Anayasa Mahkemesi, Türkiye Cumhuriyeti’nin sert laik niteliğini ve bölünmez bütünlüğünü korumak amacıyla son derece aktivist kararlar vermiştir. Bu doğrultuda Mahkeme laikliğe karşı eylemleri ve bölünmez bütünlüğe karşı eylemleri nedeniyle birçok siyasal partinin kapatılmasına karar vermiştir. Ayrıca tek başına iktidar olan bir siyasal parti ise, parti kapatılmasının oylama şartları zorlaştırıldığı için kapatılamamış, ancak partinin laikliğe karşı eylemleri nedeniyle devlet yardımından kısmen yoksun bırakılmasına karar verilmiştir. Bu doğrultuda, Mayıs 2007’de Mahkeme, Ak Parti’nin adayı olan Abdullah Gül’ün cumhurbaşkanı olarak seçildiği cumhurbaşkanlığı seçimini iptal etmiştir. 2008 yılının Haziran ayında Mahkeme, kadın öğrencilerin üniversitelere başörtüleriyle girebilmelerini sağlamayı amaçlayan anayasa değişikliğini de iptal etmiştir. Ayrıca bu anayasal değişiklik Yargıtay

40

Cumhuriyet Başsavcısı’nın Ak Parti’nin kapatılması davası için hazırlamış olduğu iddianamedeki gerekçelerden birisi olmuştur.

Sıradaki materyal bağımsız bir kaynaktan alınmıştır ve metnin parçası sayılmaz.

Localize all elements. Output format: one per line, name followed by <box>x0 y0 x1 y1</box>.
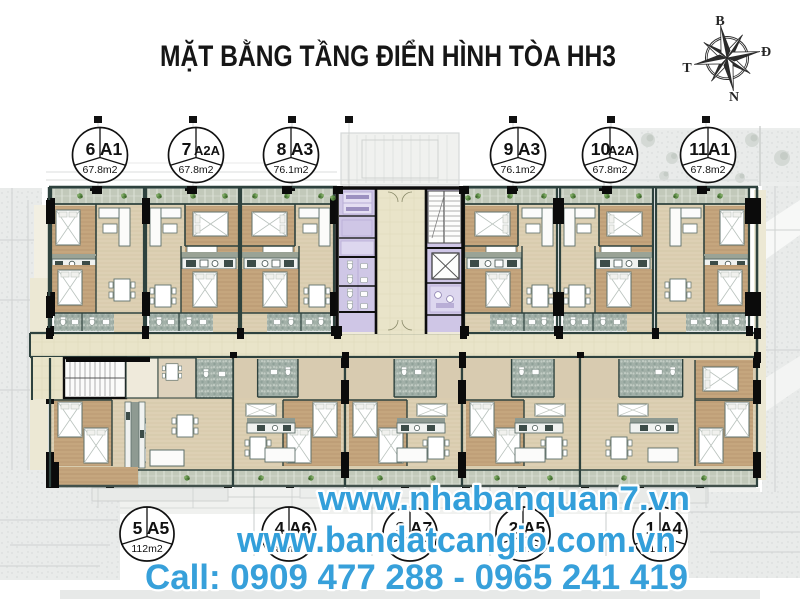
svg-text:6: 6 <box>86 139 96 159</box>
svg-text:5: 5 <box>133 518 143 538</box>
svg-text:A3: A3 <box>291 139 314 159</box>
svg-text:8: 8 <box>277 139 287 159</box>
svg-text:A1: A1 <box>100 139 123 159</box>
svg-text:76.1m2: 76.1m2 <box>500 164 535 176</box>
svg-text:Đ: Đ <box>761 45 771 60</box>
svg-text:T: T <box>682 61 692 76</box>
svg-text:www.bandatcangio.com.vn: www.bandatcangio.com.vn <box>236 519 676 560</box>
svg-text:67.8m2: 67.8m2 <box>592 164 627 176</box>
svg-text:7: 7 <box>182 139 192 159</box>
svg-text:67.8m2: 67.8m2 <box>82 164 117 176</box>
svg-text:9: 9 <box>504 139 514 159</box>
svg-text:67.8m2: 67.8m2 <box>690 164 725 176</box>
svg-text:11: 11 <box>689 139 708 159</box>
svg-text:112m2: 112m2 <box>131 543 162 555</box>
svg-text:MẶT BẰNG TẦNG ĐIỂN HÌNH TÒA HH: MẶT BẰNG TẦNG ĐIỂN HÌNH TÒA HH3 <box>160 39 616 73</box>
svg-text:76.1m2: 76.1m2 <box>273 164 308 176</box>
svg-text:N: N <box>729 90 739 105</box>
svg-text:A3: A3 <box>518 139 541 159</box>
svg-text:Call: 0909 477 288 - 0965 241: Call: 0909 477 288 - 0965 241 419 <box>145 558 688 597</box>
svg-text:www.nhabanquan7.vn: www.nhabanquan7.vn <box>317 480 690 518</box>
svg-text:A5: A5 <box>147 518 170 538</box>
svg-text:67.8m2: 67.8m2 <box>178 164 213 176</box>
svg-text:A2A: A2A <box>608 143 635 158</box>
svg-text:B: B <box>715 14 724 29</box>
svg-text:A2A: A2A <box>194 143 221 158</box>
svg-text:A1: A1 <box>708 139 731 159</box>
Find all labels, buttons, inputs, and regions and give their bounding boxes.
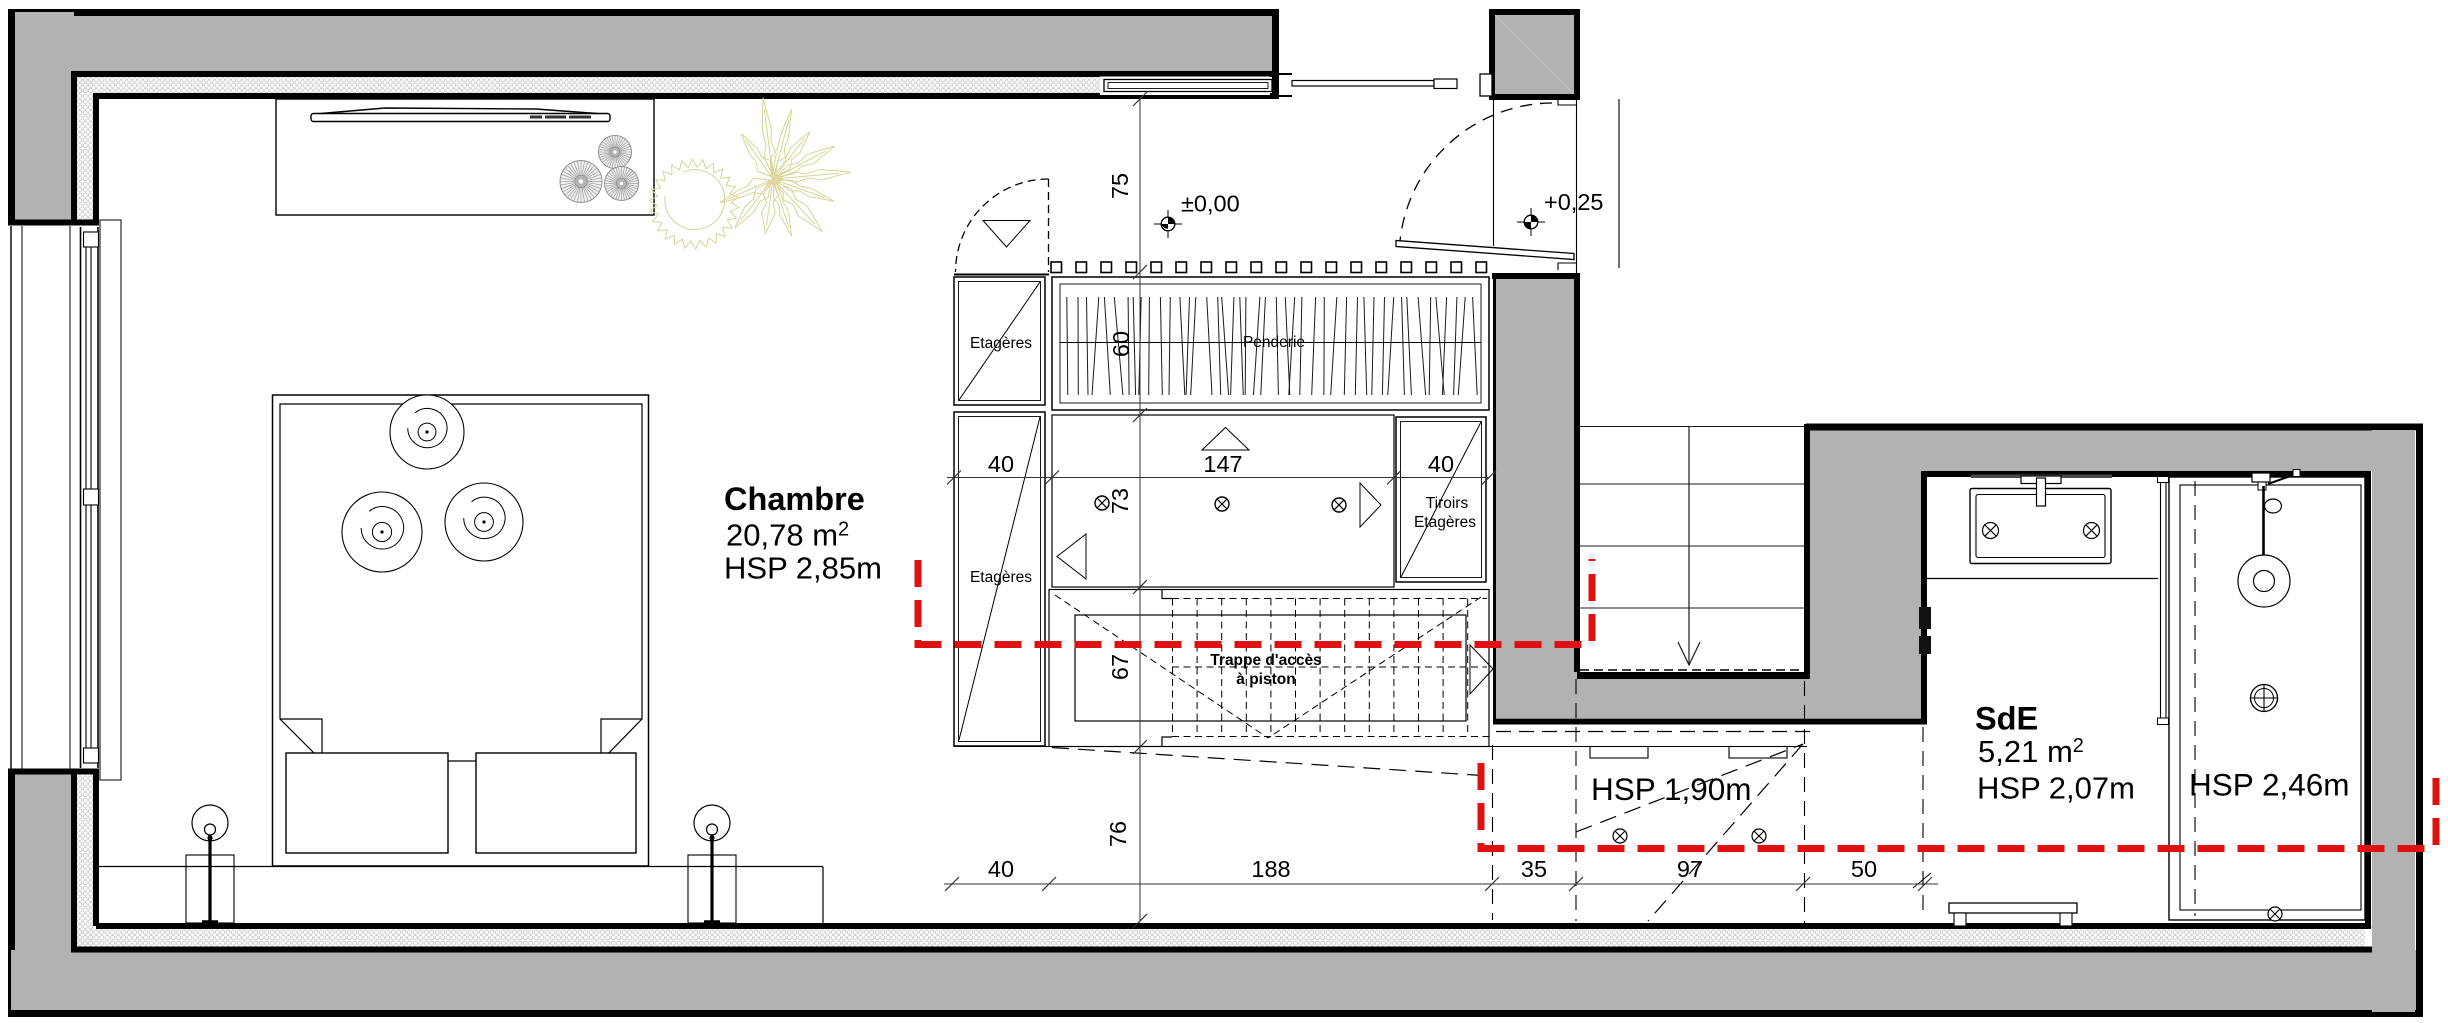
svg-text:35: 35 <box>1521 856 1547 882</box>
svg-text:Trappe d'accès: Trappe d'accès <box>1210 652 1321 669</box>
svg-text:40: 40 <box>988 451 1014 477</box>
svg-text:à piston: à piston <box>1236 671 1295 688</box>
svg-text:40: 40 <box>988 856 1014 882</box>
svg-text:76: 76 <box>1105 821 1131 847</box>
svg-text:HSP 1,90m: HSP 1,90m <box>1591 771 1752 807</box>
svg-text:147: 147 <box>1203 451 1242 477</box>
svg-text:Etagères: Etagères <box>970 569 1032 586</box>
svg-text:HSP 2,07m: HSP 2,07m <box>1977 771 2135 806</box>
svg-text:SdE: SdE <box>1975 701 2038 737</box>
svg-text:±0,00: ±0,00 <box>1181 191 1240 217</box>
svg-text:Etagères: Etagères <box>1414 514 1476 531</box>
svg-text:HSP 2,85m: HSP 2,85m <box>724 551 882 586</box>
svg-text:5,21 m2: 5,21 m2 <box>1978 734 2084 769</box>
svg-text:HSP 2,46m: HSP 2,46m <box>2189 767 2350 803</box>
svg-text:Etagères: Etagères <box>970 335 1032 352</box>
svg-text:Chambre: Chambre <box>724 481 865 517</box>
svg-text:Penderie: Penderie <box>1243 334 1305 351</box>
svg-text:20,78 m2: 20,78 m2 <box>726 518 849 553</box>
svg-text:75: 75 <box>1107 173 1133 199</box>
svg-text:73: 73 <box>1107 488 1133 514</box>
svg-text:60: 60 <box>1108 331 1134 357</box>
svg-text:188: 188 <box>1251 856 1290 882</box>
svg-text:Tiroirs: Tiroirs <box>1426 495 1469 512</box>
svg-text:+0,25: +0,25 <box>1544 189 1603 215</box>
svg-text:40: 40 <box>1428 451 1454 477</box>
svg-text:50: 50 <box>1851 856 1877 882</box>
svg-text:97: 97 <box>1677 856 1703 882</box>
svg-text:67: 67 <box>1107 654 1133 680</box>
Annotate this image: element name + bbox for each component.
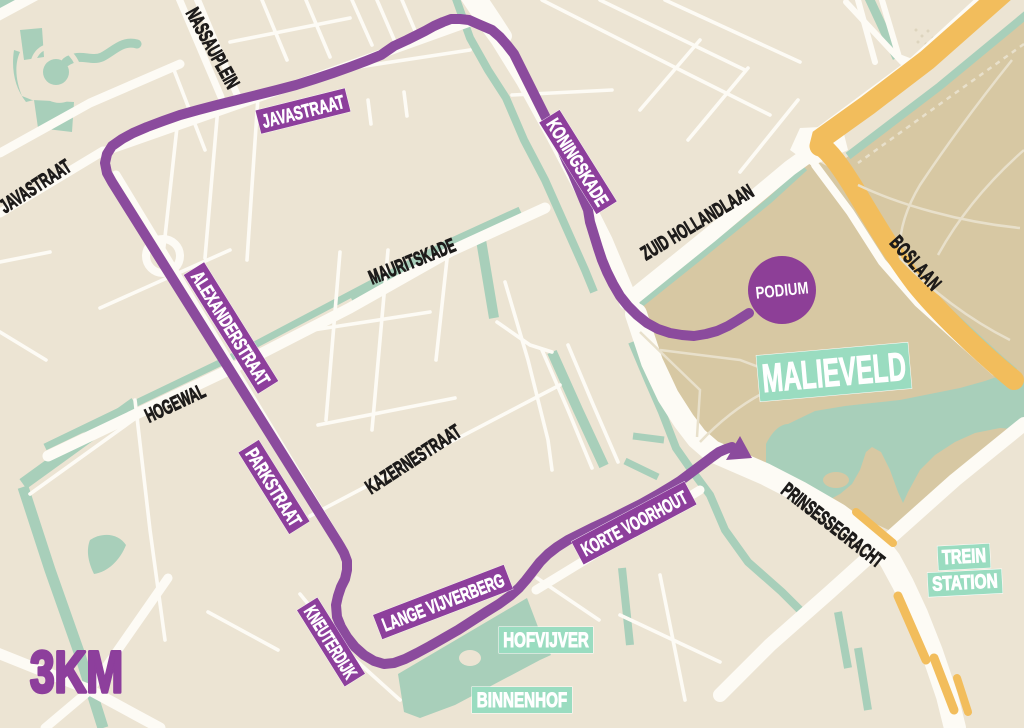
svg-text:BINNENHOF: BINNENHOF <box>477 689 567 712</box>
svg-text:TREIN: TREIN <box>941 544 986 568</box>
svg-text:HOFVIJVER: HOFVIJVER <box>503 629 589 652</box>
svg-text:3KM: 3KM <box>30 639 123 704</box>
svg-text:STATION: STATION <box>932 570 999 595</box>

Anayasal denetim açısından anayasa mahkemelerini harekete geçirebilecek kurumlar da önemlidir, çünkü bu mahkemeler resen herhangi bir dava açamaz veya bir norm denetimi yapamaz. Yasama faaliyetlerini Mahkemeye götürme hakkına sahip kurumlardan biri ve muhtemelen de en önemlisi, ana muhalefet partisi veya muhalefet milletvekilleridir. Siyasi muhalefet, hükümetin bir konuda hata yaptığını düşündüğünde, onu yavaşlatmaya çalıştığında veya engellemek amacıyla yasama faaliyetlerini mahkemenin önüne getirerek yargısal bir siyaset alanı oluşturmak isteyebilir (Tate ve Vallinder, 1995). Ayrıca muhalif politikacılar, hükümetlerin eylemlerini kamuoyuna veya medyanın gündemine taşıyabilmek için de anayasal denetim yoluna gidebilir (Dotan ve Hofnung, 2005). Muhalif politikacılar, ulusal ve yüksek mahkemelerin kamuoyu nezdindeki, profesyonel ve apolitik karar verme organı olarak sahip oldukları kamusal imaja güvenerek, hükümet faaliyetleri karşısında kendi fikirlerini doğrulatmak veya fikirlerine destek sağlamak isteyebilir (Hirschl, 2008:107). Bazı saha çalışmaları, ulusal yüksek mahkemelerin çoğu anayasal demokraside, diğer siyasal kurumlardan daha fazla meşruiyet ve kamu desteğine sahip olduğunu göstermektedir (Gibson ve diğerleri, 2003). Muhalefet gibi hükümet de eylemlerini meşrulaştırmak veya siyasi gündemindeki bazı engellerin üstesinden gelmek için anayasal denetimi kullanabilmektedir. (Hirschl, 2004; Whittington, 2005, 2007).